Mais de um século depois de ter afundado junto à praia de Wissant, no norte de França, o submarino alemão volta à tona. Algumas peças da embarcação já tinham emergido, mas nunca se tinha visto tanto do UC61

O submarino UC61, de fabrico alemão, usado na I Guerra Mundial, naufragou por volta das 04:30 do dia 26 de julho de 1917 junto à praia de Wissant, no norte de França. Mais de um século depois partes da embarcação estão agora visíveis. Não é a primeira vez que as marés baixas "destapam" o que resta do submarino, mas nunca se tinha visto tanto do submergível.

Na praia estão pedaços de metal de oito e três metros da carcaça do submarino alemão, que tinha 50 metros de comprimento e como missão afundar barcos mercantes. Há mais de 100 anos encalhou nas areias de Wissant. "Vinha de Zeebrugge [Bélgica] e contornava a costa para pôr minas em Boulogne sur Mer e em Herve", explica à agência de notícias France Presse o guia turístico, Vincent Schmitt, referindo-se a dois portos importantes no norte de França.

"O submarino encalhou aqui simplesmente porque andava a plantar minas e tinha de navegar próximo da costa porque em alto mar tinham sido colocadas redes entre Inglaterra e a França para 'caçar' submarinos. Este acabou por se aproximar demasiado da praia", acrescenta Schmitt que fala em "peça do mar extraordinária".

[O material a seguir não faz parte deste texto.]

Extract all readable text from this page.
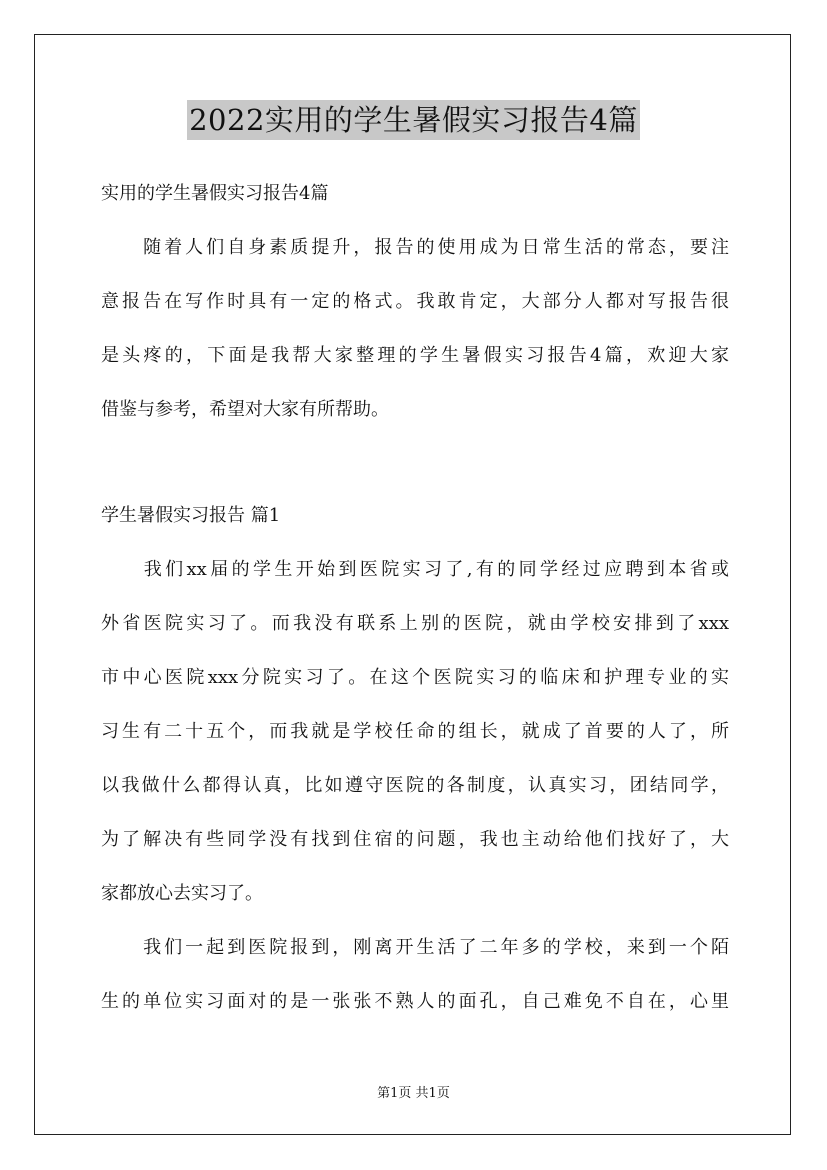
2022实用的学生暑假实习报告4篇
实用的学生暑假实习报告4篇
　　随着人们自身素质提升，报告的使用成为日常生活的常态，要注
意报告在写作时具有一定的格式。我敢肯定，大部分人都对写报告很
是头疼的，下面是我帮大家整理的学生暑假实习报告4篇，欢迎大家
借鉴与参考，希望对大家有所帮助。
学生暑假实习报告 篇1
　　我们xx届的学生开始到医院实习了,有的同学经过应聘到本省或
外省医院实习了。而我没有联系上别的医院，就由学校安排到了xxx
市中心医院xxx分院实习了。在这个医院实习的临床和护理专业的实
习生有二十五个，而我就是学校任命的组长，就成了首要的人了，所
以我做什么都得认真，比如遵守医院的各制度，认真实习，团结同学，
为了解决有些同学没有找到住宿的问题，我也主动给他们找好了，大
家都放心去实习了。
　　我们一起到医院报到，刚离开生活了二年多的学校，来到一个陌
生的单位实习面对的是一张张不熟人的面孔，自己难免不自在，心里
第1页 共1页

"Este monstro de tecnologia enorme deve ter sido dantesco na praia", sublinha o guia turístico enquanto observa os restos do submarino.

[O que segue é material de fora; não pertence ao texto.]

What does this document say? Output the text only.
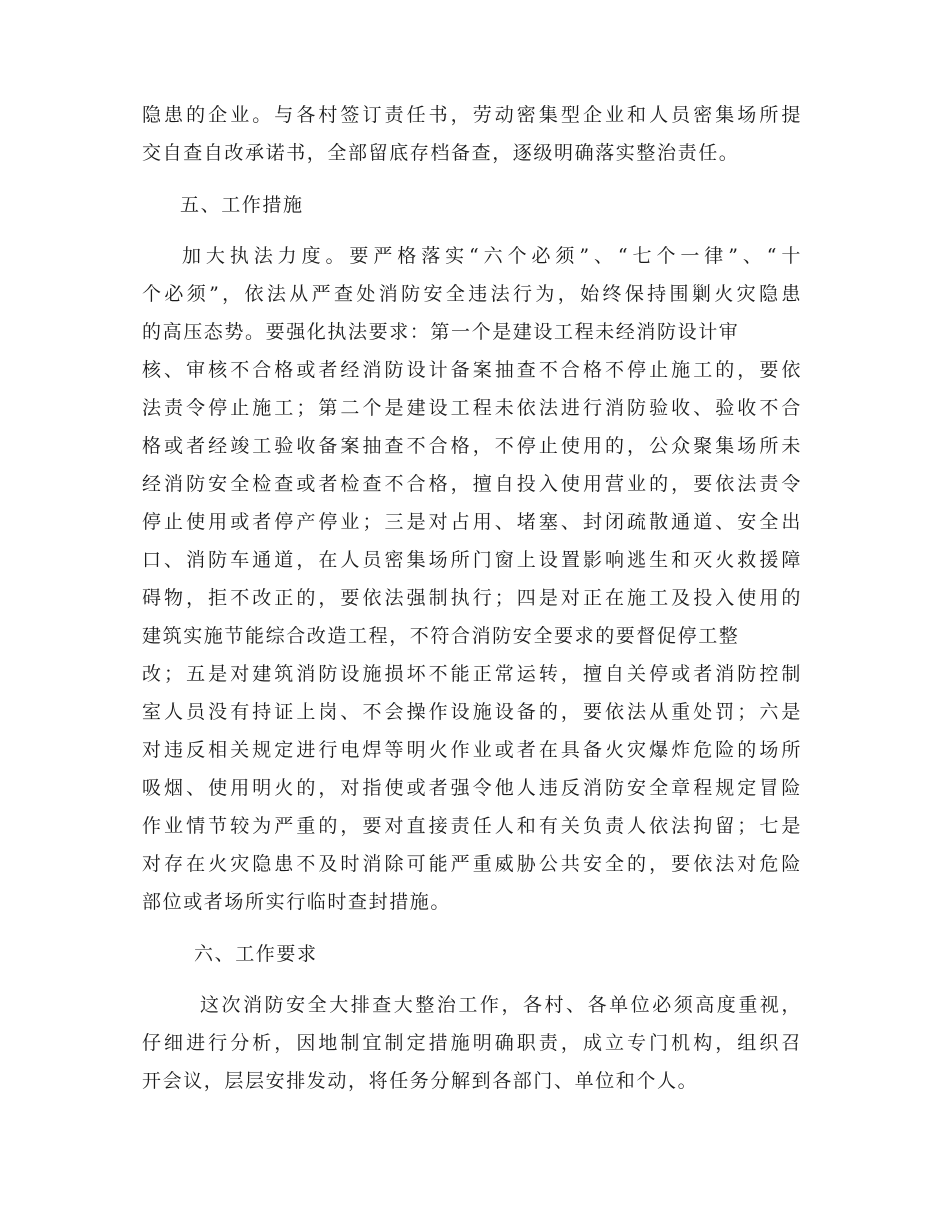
隐患的企业。与各村签订责任书，劳动密集型企业和人员密集场所提
交自查自改承诺书，全部留底存档备查，逐级明确落实整治责任。
五、工作措施
加大执法力度。要严格落实“六个必须”、“七个一律”、“十
个必须”，依法从严查处消防安全违法行为，始终保持围剿火灾隐患
的高压态势。要强化执法要求：第一个是建设工程未经消防设计审
核、审核不合格或者经消防设计备案抽查不合格不停止施工的，要依
法责令停止施工；第二个是建设工程未依法进行消防验收、验收不合
格或者经竣工验收备案抽查不合格，不停止使用的，公众聚集场所未
经消防安全检查或者检查不合格，擅自投入使用营业的，要依法责令
停止使用或者停产停业；三是对占用、堵塞、封闭疏散通道、安全出
口、消防车通道，在人员密集场所门窗上设置影响逃生和灭火救援障
碍物，拒不改正的，要依法强制执行；四是对正在施工及投入使用的
建筑实施节能综合改造工程，不符合消防安全要求的要督促停工整
改；五是对建筑消防设施损坏不能正常运转，擅自关停或者消防控制
室人员没有持证上岗、不会操作设施设备的，要依法从重处罚；六是
对违反相关规定进行电焊等明火作业或者在具备火灾爆炸危险的场所
吸烟、使用明火的，对指使或者强令他人违反消防安全章程规定冒险
作业情节较为严重的，要对直接责任人和有关负责人依法拘留；七是
对存在火灾隐患不及时消除可能严重威胁公共安全的，要依法对危险
部位或者场所实行临时查封措施。
六、工作要求
这次消防安全大排查大整治工作，各村、各单位必须高度重视，
仔细进行分析，因地制宜制定措施明确职责，成立专门机构，组织召
开会议，层层安排发动，将任务分解到各部门、单位和个人。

O UC61, que teria 18 minas a bordo, ficou preso na areia, mas antes de ser capturada por um regimento da cavalaria belga a tripulação decidiu neutralizá-lo com recurso a explosivos, que terão partido o submarino em dois, de acordo com o jornal La Voix do Nord, citado pela Euronews. Os 25 marinheiros que seguiam a bordo acabaram por ser detidos. Segundo a CNN, que cita o site uboat.net, o comandante do UC61, o capitão Georg Gerth, foi prisioneiro de guerra até 1920.

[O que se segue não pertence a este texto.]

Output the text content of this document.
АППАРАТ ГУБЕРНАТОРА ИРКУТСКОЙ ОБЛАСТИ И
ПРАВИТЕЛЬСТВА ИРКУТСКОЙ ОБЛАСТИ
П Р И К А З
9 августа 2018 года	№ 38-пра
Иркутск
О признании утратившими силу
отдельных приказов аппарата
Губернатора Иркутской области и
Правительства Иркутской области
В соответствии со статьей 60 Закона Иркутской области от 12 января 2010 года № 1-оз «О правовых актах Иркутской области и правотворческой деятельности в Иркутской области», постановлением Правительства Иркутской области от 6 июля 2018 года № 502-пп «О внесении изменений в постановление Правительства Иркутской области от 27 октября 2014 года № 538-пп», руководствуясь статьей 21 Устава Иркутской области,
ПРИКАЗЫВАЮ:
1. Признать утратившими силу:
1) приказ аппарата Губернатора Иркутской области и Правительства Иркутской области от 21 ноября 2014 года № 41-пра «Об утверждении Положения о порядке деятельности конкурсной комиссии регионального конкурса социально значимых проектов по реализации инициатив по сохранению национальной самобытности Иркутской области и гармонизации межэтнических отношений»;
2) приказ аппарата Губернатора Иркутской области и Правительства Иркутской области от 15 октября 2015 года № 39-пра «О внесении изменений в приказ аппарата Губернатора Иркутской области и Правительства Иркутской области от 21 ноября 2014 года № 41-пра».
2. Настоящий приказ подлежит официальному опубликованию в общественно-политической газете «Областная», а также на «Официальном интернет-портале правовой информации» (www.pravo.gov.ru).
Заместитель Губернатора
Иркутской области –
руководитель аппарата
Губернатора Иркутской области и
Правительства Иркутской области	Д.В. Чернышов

Apesar de ter como missão afundar barcos mercantes, a historiadora Isabelle Delumeau conta à France Press que o UC61 afundou um navio de guerra. "Os restos dos submarinos da Primeira Guerra Mundial não são muitos e são pouco conhecidos. Esta é uma oportunidade bastante rara de se aproximar de um submarino", explica a historiadora.

Um gigante dos mares que, escreve a Euronews, podia submergir em apenas 30 segundos, tinha sete torpedos, uma metralhadora de convés e tudos de colocação de minas.